Once the malicious Suzuki campaign was discovered, the ads were removed. “Guys, I'm really sorry but we had some malware running on our site in ad boxes for a little while last week on Suzuki ads. They somehow fooled our ad sales team through an elaborate scam. It's taken care of now, and only a few people should have been affected, but this isn't something we take lightly as writers, editors and tech geeks,” Lam said in his posted apology.
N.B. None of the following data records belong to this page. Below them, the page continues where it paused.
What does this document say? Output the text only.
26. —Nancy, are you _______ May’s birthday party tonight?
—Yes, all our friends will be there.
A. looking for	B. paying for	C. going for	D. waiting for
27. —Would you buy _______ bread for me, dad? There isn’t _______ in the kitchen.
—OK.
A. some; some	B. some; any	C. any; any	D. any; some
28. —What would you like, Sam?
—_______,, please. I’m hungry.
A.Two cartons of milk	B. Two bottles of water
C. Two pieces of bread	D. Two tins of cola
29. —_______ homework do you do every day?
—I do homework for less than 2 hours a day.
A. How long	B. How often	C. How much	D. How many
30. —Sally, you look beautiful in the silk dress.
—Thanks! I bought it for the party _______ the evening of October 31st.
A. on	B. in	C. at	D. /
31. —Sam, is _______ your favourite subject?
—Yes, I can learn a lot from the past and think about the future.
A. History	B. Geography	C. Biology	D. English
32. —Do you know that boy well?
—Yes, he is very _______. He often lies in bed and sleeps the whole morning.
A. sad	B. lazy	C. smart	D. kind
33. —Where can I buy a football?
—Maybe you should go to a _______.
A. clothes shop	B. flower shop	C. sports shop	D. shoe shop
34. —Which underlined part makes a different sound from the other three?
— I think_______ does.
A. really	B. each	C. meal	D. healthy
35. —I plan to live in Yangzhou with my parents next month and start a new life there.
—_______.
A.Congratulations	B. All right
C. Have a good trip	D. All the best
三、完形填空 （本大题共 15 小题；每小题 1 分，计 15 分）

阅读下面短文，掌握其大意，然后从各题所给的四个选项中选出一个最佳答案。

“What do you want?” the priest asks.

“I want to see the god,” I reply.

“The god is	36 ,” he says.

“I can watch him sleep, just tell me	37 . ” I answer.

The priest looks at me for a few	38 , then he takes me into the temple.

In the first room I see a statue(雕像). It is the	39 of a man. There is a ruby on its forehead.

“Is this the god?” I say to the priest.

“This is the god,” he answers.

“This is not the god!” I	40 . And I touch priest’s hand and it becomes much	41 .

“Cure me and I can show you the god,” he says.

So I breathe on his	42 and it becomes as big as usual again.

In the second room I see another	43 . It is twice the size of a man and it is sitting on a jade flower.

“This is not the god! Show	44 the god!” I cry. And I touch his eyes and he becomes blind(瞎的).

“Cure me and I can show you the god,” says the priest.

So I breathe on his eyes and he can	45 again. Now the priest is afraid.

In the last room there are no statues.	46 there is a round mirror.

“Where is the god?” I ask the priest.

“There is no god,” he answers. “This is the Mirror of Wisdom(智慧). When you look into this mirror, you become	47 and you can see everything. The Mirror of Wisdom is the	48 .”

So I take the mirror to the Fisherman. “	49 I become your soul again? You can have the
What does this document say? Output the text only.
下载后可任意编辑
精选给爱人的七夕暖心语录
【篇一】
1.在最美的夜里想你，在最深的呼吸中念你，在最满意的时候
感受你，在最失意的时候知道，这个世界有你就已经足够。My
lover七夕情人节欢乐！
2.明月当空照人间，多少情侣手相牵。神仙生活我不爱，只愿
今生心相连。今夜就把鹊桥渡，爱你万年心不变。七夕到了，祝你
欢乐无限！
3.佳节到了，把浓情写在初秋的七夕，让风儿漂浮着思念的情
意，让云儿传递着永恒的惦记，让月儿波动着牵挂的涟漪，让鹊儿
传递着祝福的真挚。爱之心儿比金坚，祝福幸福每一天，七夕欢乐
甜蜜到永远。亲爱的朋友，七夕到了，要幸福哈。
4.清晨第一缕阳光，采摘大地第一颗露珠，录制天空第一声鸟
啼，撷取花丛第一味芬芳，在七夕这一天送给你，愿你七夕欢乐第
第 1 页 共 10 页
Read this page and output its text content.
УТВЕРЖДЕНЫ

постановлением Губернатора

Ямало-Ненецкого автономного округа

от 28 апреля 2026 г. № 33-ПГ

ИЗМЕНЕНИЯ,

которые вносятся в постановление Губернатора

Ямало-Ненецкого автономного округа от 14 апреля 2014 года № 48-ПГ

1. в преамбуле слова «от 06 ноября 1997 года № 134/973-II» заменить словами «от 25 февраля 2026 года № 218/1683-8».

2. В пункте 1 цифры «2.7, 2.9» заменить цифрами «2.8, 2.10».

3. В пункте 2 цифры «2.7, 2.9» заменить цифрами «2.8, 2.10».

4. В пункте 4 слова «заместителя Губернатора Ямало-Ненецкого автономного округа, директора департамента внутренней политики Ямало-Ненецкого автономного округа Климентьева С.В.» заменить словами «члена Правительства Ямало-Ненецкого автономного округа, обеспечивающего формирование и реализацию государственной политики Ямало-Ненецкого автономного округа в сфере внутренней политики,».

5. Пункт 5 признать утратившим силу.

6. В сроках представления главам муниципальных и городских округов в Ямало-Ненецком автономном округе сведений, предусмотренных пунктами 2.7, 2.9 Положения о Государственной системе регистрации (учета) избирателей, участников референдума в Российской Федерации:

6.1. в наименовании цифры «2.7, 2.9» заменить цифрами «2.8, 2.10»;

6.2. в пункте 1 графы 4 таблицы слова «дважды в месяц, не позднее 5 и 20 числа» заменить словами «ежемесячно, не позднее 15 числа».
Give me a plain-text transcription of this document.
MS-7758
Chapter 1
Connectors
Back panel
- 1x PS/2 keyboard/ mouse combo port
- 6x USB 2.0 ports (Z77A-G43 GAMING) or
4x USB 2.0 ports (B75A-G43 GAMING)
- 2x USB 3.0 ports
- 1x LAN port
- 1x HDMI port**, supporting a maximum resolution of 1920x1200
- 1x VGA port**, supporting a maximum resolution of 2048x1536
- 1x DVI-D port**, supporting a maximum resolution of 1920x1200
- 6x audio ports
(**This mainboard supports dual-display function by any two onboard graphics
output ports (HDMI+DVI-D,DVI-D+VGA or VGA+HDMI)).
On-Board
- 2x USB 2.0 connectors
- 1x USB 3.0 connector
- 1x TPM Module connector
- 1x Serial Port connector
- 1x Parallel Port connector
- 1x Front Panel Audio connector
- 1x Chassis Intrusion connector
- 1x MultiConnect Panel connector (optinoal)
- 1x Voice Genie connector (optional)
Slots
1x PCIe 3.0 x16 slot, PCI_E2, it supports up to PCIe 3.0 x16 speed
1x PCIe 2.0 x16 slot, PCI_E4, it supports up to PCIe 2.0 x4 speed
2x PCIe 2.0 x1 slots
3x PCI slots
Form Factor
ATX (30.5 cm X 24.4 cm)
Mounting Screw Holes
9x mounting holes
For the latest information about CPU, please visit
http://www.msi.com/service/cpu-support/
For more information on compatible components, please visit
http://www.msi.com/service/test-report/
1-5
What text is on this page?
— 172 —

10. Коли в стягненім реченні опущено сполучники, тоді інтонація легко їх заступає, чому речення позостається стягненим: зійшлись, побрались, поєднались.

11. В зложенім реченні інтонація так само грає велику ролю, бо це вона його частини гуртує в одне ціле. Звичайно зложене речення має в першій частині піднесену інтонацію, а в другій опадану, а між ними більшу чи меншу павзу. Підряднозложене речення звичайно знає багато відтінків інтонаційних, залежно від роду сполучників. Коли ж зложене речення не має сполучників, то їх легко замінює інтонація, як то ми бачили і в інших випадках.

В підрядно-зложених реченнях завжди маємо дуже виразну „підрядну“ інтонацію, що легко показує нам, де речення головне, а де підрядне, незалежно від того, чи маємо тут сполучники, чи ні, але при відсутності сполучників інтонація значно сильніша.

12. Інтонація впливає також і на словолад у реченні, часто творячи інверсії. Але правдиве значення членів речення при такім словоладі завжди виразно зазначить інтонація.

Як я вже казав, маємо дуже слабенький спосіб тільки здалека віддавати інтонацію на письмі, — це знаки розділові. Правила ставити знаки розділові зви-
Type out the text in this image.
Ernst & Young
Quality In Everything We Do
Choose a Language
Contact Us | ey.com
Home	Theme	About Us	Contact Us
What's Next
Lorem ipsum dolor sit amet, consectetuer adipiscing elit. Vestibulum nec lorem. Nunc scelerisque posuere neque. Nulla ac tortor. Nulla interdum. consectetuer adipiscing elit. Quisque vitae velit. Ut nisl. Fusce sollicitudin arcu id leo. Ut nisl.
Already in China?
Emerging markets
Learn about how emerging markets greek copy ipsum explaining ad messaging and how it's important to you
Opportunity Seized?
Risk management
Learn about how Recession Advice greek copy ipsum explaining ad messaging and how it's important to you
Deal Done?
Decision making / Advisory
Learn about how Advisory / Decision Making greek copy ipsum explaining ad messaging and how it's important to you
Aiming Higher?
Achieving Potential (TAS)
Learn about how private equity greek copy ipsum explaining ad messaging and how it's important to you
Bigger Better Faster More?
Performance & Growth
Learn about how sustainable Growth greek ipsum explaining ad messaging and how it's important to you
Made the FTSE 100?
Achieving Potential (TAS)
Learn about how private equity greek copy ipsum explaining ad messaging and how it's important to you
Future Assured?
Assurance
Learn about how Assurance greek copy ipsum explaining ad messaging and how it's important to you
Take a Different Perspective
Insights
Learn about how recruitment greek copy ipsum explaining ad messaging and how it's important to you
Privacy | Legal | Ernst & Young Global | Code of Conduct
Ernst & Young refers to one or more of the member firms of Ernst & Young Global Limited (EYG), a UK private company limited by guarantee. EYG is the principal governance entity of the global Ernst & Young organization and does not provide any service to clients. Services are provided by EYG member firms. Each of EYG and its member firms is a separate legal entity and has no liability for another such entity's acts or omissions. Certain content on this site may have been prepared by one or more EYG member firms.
Criminals know that trust is everything, so hijacking the advertisements on a legit site is a great way to exploit this trust and infect users. When the site is high profile, such as Gizmodo, then the reward is even larger. The criminals who service the Rogue anti-Virus are paid per installation, so if just one percent of the 3 million daily readers were infected, then that would equate to a nice payday for the crooks.
"By hitting one of the biggest blogs in the world, these hackers are aiming high. Their plan was to infect as many computer users as possible with their malicious adverts. They know Gizmodo gets a huge amount of traffic - once they infected the site through their adverts they could just lie in wait for their victims to visit," said Graham Cluley, senior technology consultant for Sophos.
It is unknown how many of Gizmodo’s users were infected by the Malware. However, it is important to note that Gawker and Gizmodo are not at fault. The criminals knew their victim well, and that is exactly what you can call Gizmodo, a victim. By posing as an agent from a known and trusted advertising firm, they exploited the Gawker sales team’s trust. Once the malicious ads went live, they exploited the trust given to Gizmodo by its users.
The same thing happened to the New York Times in September. At the time, the criminals bought ads pretending to represent Vonage from the Times’ advertising department. After a few legit placements, the ads switched to serving malicious content to Times readers.
When looking at this recent attack, it is worth noting that Gawker acted swiftly, and wasted no time removing the offending ads. Their quick reaction prevented scores of other visitors from becoming infected by the Rogue anti-Virus. However, their mission now is two fold, prevent this from happening again, and despite being victims themselves, they are apologizing to their readers, something that is commendable considering all that happened.
“Gizmodo readers should rest assured that this is not something they need to worry about moving forward. We only work with reputable companies and agencies, and we'll certainly be much more cautious of people posing as these companies in the future,” the note from Lam concluded.
“We're frankly somewhat flattered that we've been targeted by malware distributors, putting us with the likes of the New York Times, Huffington Post, and Drudge Report, all of whom have been victim to similar attacks quite recently."